Оставаться тут и продолжать разыгрывать любовь с Беловым я не могла физически. Поэтому схватила сумку и направилась на выход. Уже на улице кинула Мире СМС: «Прости, устала, я домой! Не стала вас отвлекать, чтоб не портить веселье».
Сначала хотела сесть в такси, но настроение требовало прогулки с тщательным переосмыслением на свежем воздухе. До дома не больше получаса, мне нужно как раз это время. Вдруг подумала, что это опасно — идти вот так одной, ночью. По всем законам жанра на меня непременно должна напасть толпа насильников и, по всем законам жанра, в самый последний момент явится Макс на белом коне, чтобы выхватить меня из рук извергов. Но не было ни насильников, ни коней. Ничего не было. Даже мысли пропали.

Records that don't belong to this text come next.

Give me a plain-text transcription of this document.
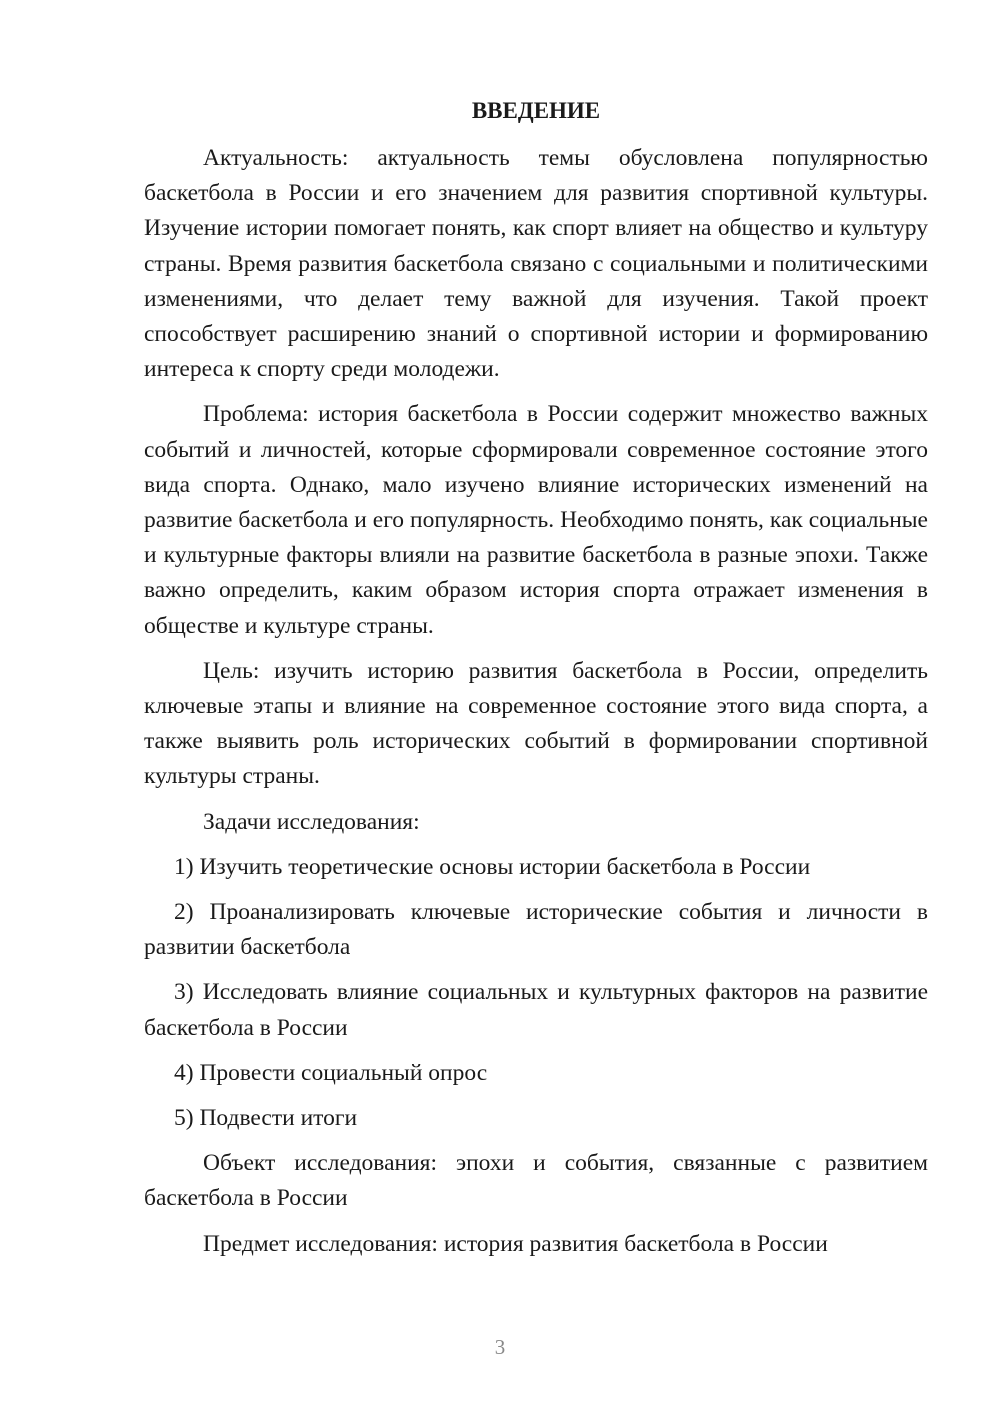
ВВЕДЕНИЕ

Актуальность: актуальность темы обусловлена популярностью баскетбола в России и его значением для развития спортивной культуры. Изучение истории помогает понять, как спорт влияет на общество и культуру страны. Время развития баскетбола связано с социальными и политическими изменениями, что делает тему важной для изучения. Такой проект способствует расширению знаний о спортивной истории и формированию интереса к спорту среди молодежи.

Проблема: история баскетбола в России содержит множество важных событий и личностей, которые сформировали современное состояние этого вида спорта. Однако, мало изучено влияние исторических изменений на развитие баскетбола и его популярность. Необходимо понять, как социальные и культурные факторы влияли на развитие баскетбола в разные эпохи. Также важно определить, каким образом история спорта отражает изменения в обществе и культуре страны.

Цель: изучить историю развития баскетбола в России, определить ключевые этапы и влияние на современное состояние этого вида спорта, а также выявить роль исторических событий в формировании спортивной культуры страны.

Задачи исследования:

1) Изучить теоретические основы истории баскетбола в России

2) Проанализировать ключевые исторические события и личности в развитии баскетбола

3) Исследовать влияние социальных и культурных факторов на развитие баскетбола в России

4) Провести социальный опрос

5) Подвести итоги

Объект исследования: эпохи и события, связанные с развитием баскетбола в России

Предмет исследования: история развития баскетбола в России

3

Я просто переставляла ноги, погружаясь в какую-то апатию. Похожее чувство у меня уже было, когда уехал Макс. Все переставало иметь значение, кроме невыносимой усталости. Я устала думать, устала переживать, устала принимать решения, играть в игры, сопротивляться желаниям, желать. Осталось только принять это и растечься вдоль этой длинной улицы воздухом, чтобы просто быть, но не чувствовать.
Меня и раньше выдергивали из этого состояния, и теперь в самый неподходящий момент позвонила Мира.
— Дашуль, вы с Костей поругались? Я видела, как он ринулся от тебя. Сейчас чуть ли не в обнимку с нашей Яной стоит, гаденыш. Хочешь, я ему врежу?
— Не надо. Присмотрите там за ним, он напился. Я дома уже, на такси уехала, — откровенно соврала я, не желая ничего ни с кем обсуждать.
— Точно дома? — почему она не верит?
— Зачем мне врать? Все, Мира, пока. Я спать.
Сразу же отключила телефон, чтобы больше никто не доставал.
Минут десять посидела на лавочке в аллее, но потом замерзла и решила все же идти домой. Сегодня все равно думать не получится. Мне просто все равно. Настолько, что я даже не вздрогнула, увидев Макса у своего подъезда. Вообще ничего ему не говоря, просто прошла мимо. Не хочу сегодня
Дома вкратце рассказала маме о вечере, заверила ее, что отлично провела время, и та наконец-то отправилась спать. Сама перекусила, приняла душ и ходила по комнате, лениво расчесывая мокрые волосы.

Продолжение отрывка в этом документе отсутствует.